Mr. Trump gave the impression he is in for the long haul during his Tuesday night address to Congress. Yes, there will be “disturbances” along the way, he acknowledged. But his message to Americans was to stick it out. The end result will be a new “golden age,” as trillions of investment dollars pour in, creating millions of new jobs.
His message seemed clear. But by the next day the plan was already changing. The clear impression is that tariff policy is being made on the fly, with no in-depth analysis of its impact on the real world. That’s a hell of a way to disrupt the entire global trading system.
Meanwhile, industry leaders in both Canada and the U.S. were trying to figure out the precise implications of the tariffs, to which products they apply and whether we should be preparing for a temporary conflict or years-long trench warfare.
The stock markets suggest investors believe the war won’t end soon. We saw that on full display on Monday.
At times like this, it’s important to remember that there’s never a crisis without opportunity.
During the Great Financial Recession of 2007-09, banking stocks became ridiculously cheap as investors panicked after seeing the likes of Bear Stearns and Lehman Brothers go down. At one stage, Bank of Montreal (BMO-T) shares were offering an 11-per-cent yield as investors anticipated a dividend cut. It never happened and the stock eventually rebounded.
The same thing will probably happen this time. Some first-rate companies with little or no direct exposure to tariffs will see big declines in their share prices. I can’t predict when they will hit bottom and start to rally, because the length and severity of Mr. Trump’s folly isn’t yet clear. But this phase will eventually pass and when it does there will be rewards for investors.
For now, my suggestion is to look for quality companies that have little or no direct exposure to tariffs but whose price has recently dropped. One example is CGI Group (GIB.A-T).

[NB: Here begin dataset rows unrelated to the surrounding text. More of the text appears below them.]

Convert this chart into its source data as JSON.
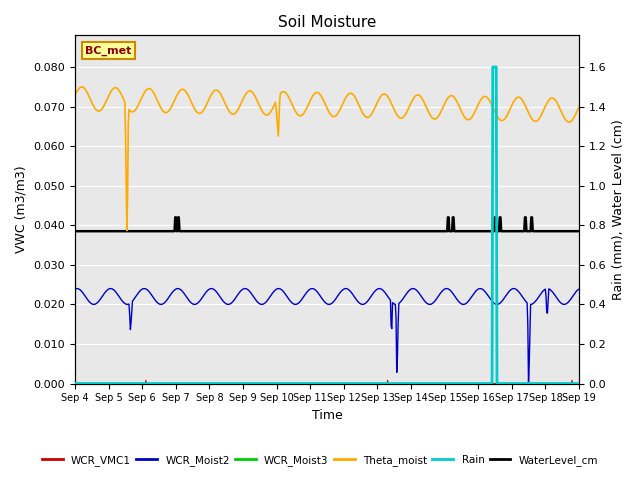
{
  "title": "Soil Moisture",
  "xlabel": "Time",
  "ylabel_left": "VWC (m3/m3)",
  "ylabel_right": "Rain (mm), Water Level (cm)",
  "ylim_left": [
    0.0,
    0.088
  ],
  "ylim_right": [
    0.0,
    1.76
  ],
  "bg_color": "#e8e8e8",
  "annotation_box": "BC_met",
  "legend_labels": [
    "WCR_VMC1",
    "WCR_Moist2",
    "WCR_Moist3",
    "Theta_moist",
    "Rain",
    "WaterLevel_cm"
  ],
  "legend_colors": [
    "#cc0000",
    "#0000cc",
    "#00cc00",
    "#ffaa00",
    "#00cccc",
    "#000000"
  ]
}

Less than one month ago, its shares hit an all-time high. Then they started to tumble for no obvious reason beyond profit-taking and rising investor fears of a recession as tariff threats flew from Washington.
I see this as a buying opportunity for those who don’t have a position in this well-managed company. Here is an update on the stock, which I originally recommended in my Internet Wealth Builder newsletter in 2012.
CGI Group
Originally recommended on Aug. 19/12 at $24.42. Closed Friday at $150.85.
Background: Montreal-based CGI is one of the largest independent information technology and business process services firms in the world. The company, founded in 1976, delivers an end-to-end portfolio of capabilities, from IT and business consulting to systems integration, outsourcing services and intellectual property solutions. It employs about 91,000 professionals in offices and delivery centres across the Americas, Europe and the Asia Pacific region.
Performance: The stock hit an all-time high of $175.35 in mid-February but has been on a downward trend since. It closed Friday at $150.85, down 14 per cent from its high.
Recent developments: The company recently reported first-quarter 2025 results (to Jan. 31) that were in line with analysts’ expectations.
Revenue was almost $3.8-billion, up $182.2-million from the same period a year ago. Adjusted net earnings were $449-million ($1.97 per diluted share) compared with $427.2 million ($1.83-per share) last year. The company reported a backlog of $29.76-billion, or twice annual revenue.
“Our positioning as a trusted adviser for helping clients achieve outcomes from digitization – including through AI – contributed to bookings of over $4.1-billion, or 110 per cent of revenue,” chief executive officer François Boulanger said.
“The acceleration of our M&A investments continues to expand our client relationships and capabilities to drive stakeholder value this year and for the long-term. Importantly, cash from operations reached a new high of nearly $650-million in the quarter which further strengthens our capacity to fuel our build and buy profitable growth strategy for the future.”
Acquisitions: CGI has historically grown by acquisition. The latest was the closure of a deal to acquire BJSS, a leading U.K.-based technology and engineering consultancy. The company said the deal “aligns with CGI’s strategy to expand its consulting-led services and drive innovation in cloud, AI, data analytics, and software engineering for commercial and public sector clients.”
Dividend and buybacks: CGI implemented a quarterly dividend of 15 cents per share, effective with the November payment. Also, the company is seeking TSX approval for a normal course issuer bid that would allow it to repurchase up to 10 per cent of its outstanding public float over the next 12 months.
Outlook: CGI does not appear to have any significant exposure to the trade war. The company is well-diversified internationally and its business does not involve the export of physical goods. The share price may be temporarily side-swiped by the overall drag on the TSX and by recession fears, but I expect the stock to rebound as investors sort their way through which Canadian companies are vulnerable to tariffs and which are not.
Action now: Buy. This is an opportunity to acquire shares in a strong global company at a discounted price.